Concerning the attenuation of the intervention effect with controls for the mediators, adding the Automatic Thoughts Questionnaire score to the model reduced the effect of the intervention on the Beck Depression Inventory by 75% and to insignificance. Adding the score reduced the effect of the intervention on the Hamilton Depression Scale but by a smaller magnitude (by 40%).
Rohde, P., Seeley, J.R., Kaufman, N.K., Clarke, G.N., & Stice, E. (2006). Predicting time to recovery among depressed adolescents treated in two psychosocial group interventions. Journal of Consulting and Clinical Psychology, 74, 80-88.
This study used the same data as studies 4 and 5, but differs from the previous one by focusing on the time to recovery from major depressive disorder. In addition to comparing outcomes for the cognitive-behavioral therapy intervention versus a life-skills class, the study examined how sociodemographic and other characteristics predict recovery and moderate the influence of the intervention. The moderation analysis allowed the investigators to identify subgroups that benefitted most from the treatment.
Design: Same as study 4. However, the study did not require comorbidity with conduct disorder, and therefore could use 114 subjects (rather than the 93 in studies 4 and 5). These subjects were randomly assigned to two conditions: the Coping with Depression treatment (n = 56) and the life-skills course (n = 58). Assessments were done at intake, immediately after completion of the intervention, at 6 months posttreatment, and at 12 months posttreatment.
Sample: The sample had a mean age of 15.2 years (SD = 1.4) and was 48% female and 52% male. The sample included White (71%), African-American (1%), Hispanic (1%), Asian-American (1%), and Native-American (1%) individuals, as well as participants endorsing “other” or “mixed ethnicity” (25%). Fifteen percent of adolescents lived with both biological parents, 21% lived with a biological parent and stepparent, 23% lived with biological mother only, and the remainder lived with other relatives or in other arrangements.

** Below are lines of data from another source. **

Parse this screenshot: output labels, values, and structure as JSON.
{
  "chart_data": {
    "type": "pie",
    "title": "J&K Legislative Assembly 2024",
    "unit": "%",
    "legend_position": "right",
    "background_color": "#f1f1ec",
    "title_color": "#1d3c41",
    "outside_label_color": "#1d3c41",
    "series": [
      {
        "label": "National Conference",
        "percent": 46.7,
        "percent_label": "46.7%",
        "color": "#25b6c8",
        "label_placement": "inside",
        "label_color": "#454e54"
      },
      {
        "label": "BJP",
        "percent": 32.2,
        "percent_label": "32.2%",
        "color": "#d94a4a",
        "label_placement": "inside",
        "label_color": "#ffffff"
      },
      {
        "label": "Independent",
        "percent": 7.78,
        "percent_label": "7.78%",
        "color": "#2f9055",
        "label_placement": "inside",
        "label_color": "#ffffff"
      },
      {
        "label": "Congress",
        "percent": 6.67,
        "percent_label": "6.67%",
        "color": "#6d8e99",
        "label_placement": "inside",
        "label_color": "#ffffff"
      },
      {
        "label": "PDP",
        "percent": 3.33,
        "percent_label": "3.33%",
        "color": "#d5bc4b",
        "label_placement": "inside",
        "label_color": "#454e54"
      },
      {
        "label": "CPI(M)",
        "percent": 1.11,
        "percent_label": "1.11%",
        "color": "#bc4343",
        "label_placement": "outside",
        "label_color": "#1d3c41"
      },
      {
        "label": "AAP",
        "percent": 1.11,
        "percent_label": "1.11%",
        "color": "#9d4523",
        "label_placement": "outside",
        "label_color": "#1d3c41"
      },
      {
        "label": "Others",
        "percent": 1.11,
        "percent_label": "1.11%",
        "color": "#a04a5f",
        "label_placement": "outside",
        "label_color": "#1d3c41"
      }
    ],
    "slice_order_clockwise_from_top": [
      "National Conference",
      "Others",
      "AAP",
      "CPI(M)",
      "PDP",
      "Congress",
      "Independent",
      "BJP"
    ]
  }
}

Measures: Diagnosis of major depressive disorder and its absence followed procedures used in previous studies. For those having recovered, posttreatment diagnostic data identified the week of recovery.
Other variables fall into several groups:
Analysis: Using an intent-to-treat analysis at the individual level, the study treated time to recovery as the dependent variable (and therefore could include censored subjects who did not complete all assessments). The Cox proportional hazard model used measures of the determinants at intake, thus maintaining proper temporal order for causal inferences. Treatment was measured dichotomously throughout rather than as a continuum in a dose-response model. Hazard ratios were used to report effect sizes.
Two variables made a unique contribution to predicting recovery time in the multivariate model: parent report of total problem behaviors and suicide ideation. Treatment condition interacted with 3 of the 19 examined factors: race/ethnicity, number of previous episodes of major depressive disorder, and coping skills. In other words, the intervention speeded recovery for whites but not non-whites; for adolescents with two or more episodes but not for those with experiencing their first episode at intake; and for adolescents with positive coping skills but not for those with poor coping skills. To illustrate, the hazard ratio or risk of recovering of the treatment group to the control group equaled 1.76 for whites and 1.04 for non-whites. It equaled 2.67 for those with two or more previous episodes and .94 for others, and it equaled 1.79 for those with positive coping skills and 1.04 for others.